On remonte en selle sur les cent derniers mètres, pour la forme. Au sommet, un panneau marque la frontière franco-italienne. Voilà une belle étape de franchie, la plus dure de la journée. La descente qui s'annonce et la perspective d’une assiette de pasta al pesto nous redonnent de l’énergie.
Après un déjeuner au refuge Elisabetta Soldini Montanaro, on reprend la route jusqu’à Courmayeur pour une portion bien plus tranquille et roulante que ce matin. Mais les nuages arrivent, suivis de la pluie. Pris au dépourvu, on raccourcit l’étape pour s’arrêter dans un agriturismo – gîte à la ferme – perché dans les vignes avec une vue imprenable sur la vallée d’Aoste. Les imprévus ont parfois du bon.
Au réveil, Damien nous annonce la couleur. « On n’en a pas fini. » Plus de 2 000 mètres de dénivelé positif pour 45 kilomètres. Ça va chauffer, mais avec une bonne partie sur l’asphalte pour débuter, on part confiants.
Pause café, pâtisserie et gelato à Cogne, au pied du Grand Paradis. On fait le plein de carburant, les difficultés commencent dès la sortie de la ville avec une petite route sinueuse bien pentue. C’est dur mais c’est beau. On quitte la vallée pour s’enfoncer dans la forêt. L’altitude augmente peu à peu, on s’arrête régulièrement pour reprendre notre souffle et profiter du panorama.

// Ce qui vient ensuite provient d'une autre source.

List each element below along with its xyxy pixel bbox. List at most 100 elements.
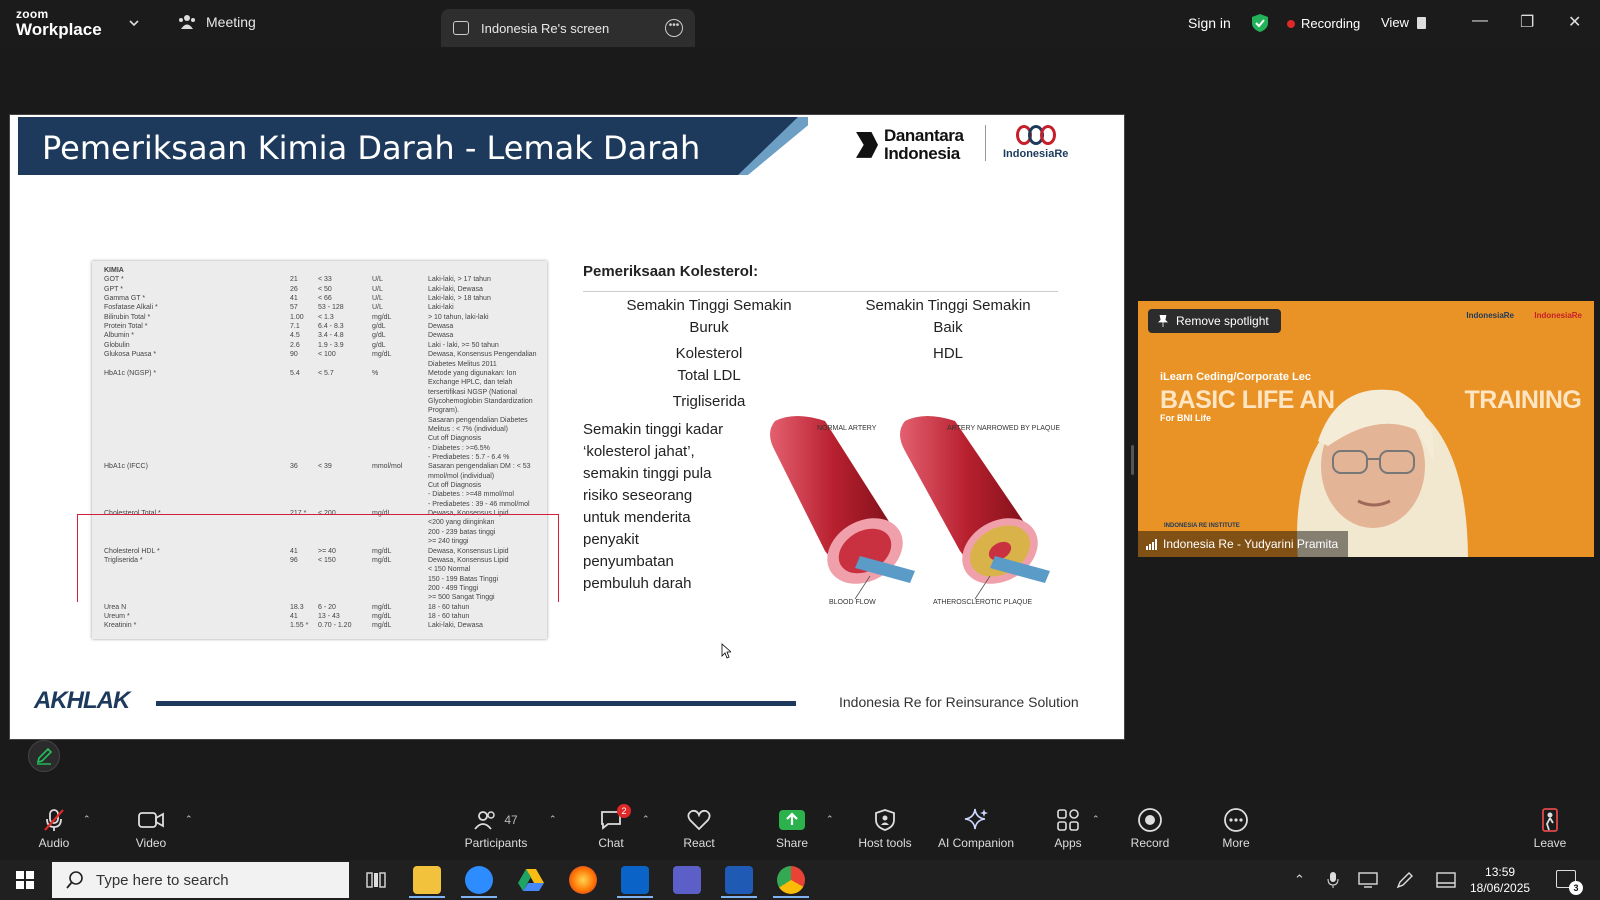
tray-pen-icon[interactable] [1396, 871, 1414, 889]
react-label: React [683, 836, 715, 850]
desc-line: ‘kolesterol jahat’, [583, 443, 695, 460]
column-good: Semakin Tinggi Semakin Baik HDL [833, 295, 1063, 365]
lab-cell: Kreatinin * [104, 622, 137, 630]
leave-button[interactable]: Leave [1515, 806, 1585, 850]
label-plaque: ATHEROSCLEROTIC PLAQUE [933, 599, 1033, 606]
minimize-icon[interactable]: — [1472, 12, 1488, 30]
participants-label: Participants [464, 836, 528, 850]
share-button[interactable]: Share [757, 806, 827, 850]
record-button[interactable]: Record [1115, 806, 1185, 850]
lab-cell: mg/dL [372, 622, 392, 630]
participants-icon [474, 811, 496, 830]
windows-start-icon[interactable] [16, 871, 34, 889]
participants-button[interactable]: 47 Participants [461, 806, 531, 850]
chat-button[interactable]: 2 Chat [576, 804, 646, 850]
view-button[interactable]: View [1381, 15, 1426, 30]
participant-avatar [1297, 389, 1468, 557]
bad-heading-1: Semakin Tinggi Semakin [626, 297, 792, 314]
lab-cell: 90 [290, 351, 298, 359]
recording-indicator[interactable]: Recording [1287, 16, 1360, 31]
logo-divider [985, 125, 986, 161]
host-shield-icon [875, 809, 895, 831]
more-options-icon[interactable]: ••• [665, 19, 683, 37]
lab-cell: g/dL [372, 323, 386, 331]
file-explorer-icon[interactable] [409, 866, 445, 898]
view-label: View [1381, 15, 1409, 30]
remove-spotlight-button[interactable]: Remove spotlight [1148, 309, 1281, 333]
taskbar-clock[interactable]: 13:59 18/06/2025 [1470, 864, 1530, 896]
desc-line: pembuluh darah [583, 575, 692, 592]
chevron-down-icon[interactable] [127, 16, 141, 30]
screen-share-icon [453, 21, 469, 35]
tab-meeting[interactable]: Meeting [178, 14, 256, 30]
host-tools-button[interactable]: Host tools [850, 806, 920, 850]
video-button[interactable]: Video [116, 806, 186, 850]
teams-icon[interactable] [673, 866, 701, 894]
host-tools-label: Host tools [858, 836, 912, 850]
chat-caret-icon[interactable]: ⌃ [642, 814, 650, 825]
share-caret-icon[interactable]: ⌃ [826, 814, 834, 825]
video-camera-icon [138, 812, 164, 828]
lab-cell: Dewasa [428, 332, 454, 340]
ai-companion-button[interactable]: AI Companion [931, 806, 1021, 850]
meeting-icon [179, 15, 195, 29]
restore-icon[interactable]: ❐ [1520, 12, 1534, 32]
tile-logo-a: IndonesiaRe [1466, 311, 1514, 320]
indonesiare-logo-text: IndonesiaRe [1003, 148, 1069, 160]
audio-button[interactable]: Audio [19, 806, 89, 850]
zoom-logo[interactable]: zoom Workplace [16, 8, 102, 38]
lab-cell: Protein Total * [104, 323, 148, 331]
notification-count: 3 [1569, 881, 1583, 895]
lab-cell: Ureum * [104, 612, 130, 620]
google-drive-icon[interactable] [517, 866, 545, 894]
lab-cell: mg/dL [372, 351, 392, 359]
react-button[interactable]: React [664, 806, 734, 850]
tray-microphone-icon[interactable] [1327, 871, 1339, 889]
lab-cell: HbA1c (NGSP) * [104, 369, 157, 377]
tray-network-icon[interactable] [1358, 871, 1378, 889]
lab-cell: 6.4 - 8.3 [318, 323, 344, 331]
chrome-icon[interactable] [773, 866, 809, 898]
lab-cell: 18.3 [290, 603, 304, 611]
indonesiare-rings-icon [1003, 125, 1068, 145]
lab-cell: Sasaran pengendalian DM : < 53 [428, 463, 531, 471]
zoom-app-icon[interactable] [461, 866, 497, 898]
word-icon[interactable] [721, 866, 757, 898]
participants-caret-icon[interactable]: ⌃ [549, 814, 557, 825]
lab-cell: 3.4 - 4.8 [318, 332, 344, 340]
taskbar-search-box[interactable]: Type here to search [52, 862, 349, 898]
panel-resize-handle[interactable] [1131, 445, 1134, 475]
apps-button[interactable]: Apps [1033, 806, 1103, 850]
lab-cell: < 1.3 [318, 313, 334, 321]
shield-check-icon[interactable] [1251, 13, 1269, 33]
notifications-icon[interactable]: 3 [1556, 870, 1583, 895]
firefox-icon[interactable] [569, 866, 597, 894]
lab-cell: Program). [428, 407, 460, 415]
title-bar: zoom Workplace Meeting Indonesia Re's sc… [0, 0, 1600, 48]
outlook-icon[interactable] [617, 866, 653, 898]
tab-shared-screen[interactable]: Indonesia Re's screen ••• [441, 9, 695, 47]
annotate-pen-button[interactable] [28, 740, 60, 772]
sparkle-icon [964, 808, 988, 830]
desc-line: Semakin tinggi kadar [583, 421, 724, 438]
tray-chevron-icon[interactable]: ⌃ [1294, 872, 1305, 888]
meeting-tab-label: Meeting [206, 14, 256, 30]
task-view-icon[interactable] [366, 871, 386, 889]
lab-table-row: Kreatinin * 1.55 * 0.70 - 1.20 mg/dL Laki-la… [104, 622, 544, 632]
close-icon[interactable]: ✕ [1568, 12, 1581, 32]
audio-caret-icon[interactable]: ⌃ [83, 814, 91, 825]
more-button[interactable]: More [1201, 806, 1271, 850]
sign-in-link[interactable]: Sign in [1188, 15, 1231, 31]
akhlak-text: AKHLAK [34, 687, 130, 714]
share-label: Share [775, 836, 809, 850]
video-caret-icon[interactable]: ⌃ [185, 814, 193, 825]
cholesterol-highlight-box [77, 514, 559, 602]
participant-video-tile[interactable]: iLearn Ceding/Corporate Lec BASIC LIFE A… [1138, 301, 1594, 557]
clock-date: 18/06/2025 [1470, 881, 1531, 895]
apps-caret-icon[interactable]: ⌃ [1092, 814, 1100, 825]
tray-keyboard-icon[interactable] [1436, 872, 1456, 888]
lab-cell: 1.9 - 3.9 [318, 341, 344, 349]
lab-cell: U/L [372, 276, 383, 284]
participant-name-tag: Indonesia Re - Yudyarini Pramita [1138, 531, 1349, 557]
heart-icon [687, 809, 711, 831]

Deux bonnes heures plus tard, notre référent GPS est formel : « Plus que cinq kilomètres et 250 mètres de D+ ! » Super, sauf qu’il est désormais impossible de rouler. Le sentier de randonnée, où ce qui y ressemble, est jonché de rochers avec des passages à plus de 20 %. L’ascension du dernier col se fait carrément dans un pierrier. La fatigue aidant, on en rit aux larmes. « Ça, c’est un bon itinéraire à recommander à son pire ennemi. »
Au sommet, on rencontre un traileur allemand qui fait l’aller-retour depuis le refuge Miserin, notre objectif. Il sera notre guide entre les blocs de pierre. La descente est délicate, mais la fin approche. Arrivés au bord du lac, l’ambiance est lunaire. On espérait bivouaquer, mais la pluie s’installe pour de bon. La chaleur du refuge, la polenta maison et la tireuse à bière devraient pouvoir nous consoler. Une chose est certaine, on se souviendra de ce Chamonix à Milan en gravel.

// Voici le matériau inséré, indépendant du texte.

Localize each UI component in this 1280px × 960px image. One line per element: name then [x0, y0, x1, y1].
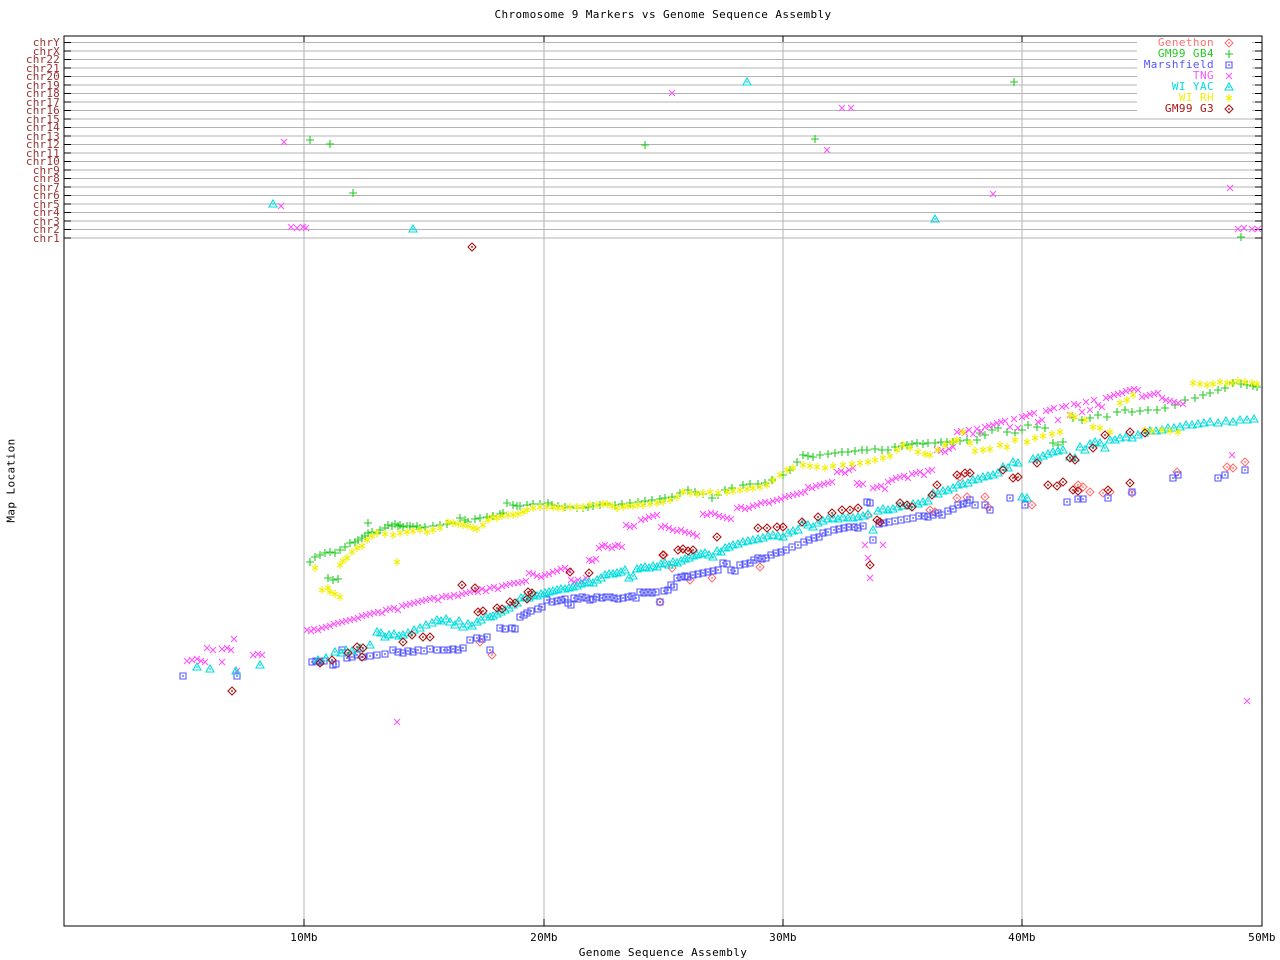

Aujourd’hui, 3 500 mètres de dénivelé négatif nous attendent. En d’autres termes, de la descente, beaucoup de descente. Sur un sentier, d’abord, sur la route ensuite. On est ravis. Les jambes nous font souffrir et, à force de porter nos vélos, le dos aussi. On enchaîne les virages en position aérodynamique et on avale les kilomètres en se mettant en « formation » pour éviter la prise de vent. Une sensation de vitesse qui nous semble d’autant plus agréable après ces trois derniers jours de montée.
On traverse ainsi toute la vallée d’Aoste pour quitter les hauteurs des Alpes, à regret, sous une chaleur écrasante. Le cache-col noué autour du poignet se transforme en serviette-éponge. Et ce qui devait arriver arriva. À dix kilomètres de notre point de chute, un orage éclate et la pluie s’abat. Alors que l’on se réfugie sous un porche, un couple de retraités passe la tête par la fenêtre pour nous proposer un verre d’eau. Ils nous rejoignent finalement avec une bouteille de grappa ! On trinque à la quasi-fin de ce Chamonix à Milan en gravel.
La pluie n’a pas cessé depuis hier soir et des inondations font rage dans tout le nord de l’Italie. On va devoir raccourcir le périple. Ciao les grands lacs, ce sera pour une prochaine fois. On passe tout de même jeter un coup œil au lac Majeur, avant de repartir plein sud, direction Milan, par les canaux.
Les kilomètres défilent mais, une fois n’est pas coutume, des trombes d’eau nous arrêtent à cinq kilomètres du centre-ville. Il nous faut patienter une bonne demi-heure dans l’entrée d’un centre commercial. L’occasion pour Damien de racheter les tongs perdues le premier jour. Vu la météo, elles lui seront aussi utiles qu’un gravel pour monter au col de la Seigne. On se marre en refaisant le fil de notre « aventure à vélo ». La prochaine fois, on emportera aussi les chaussures de rando.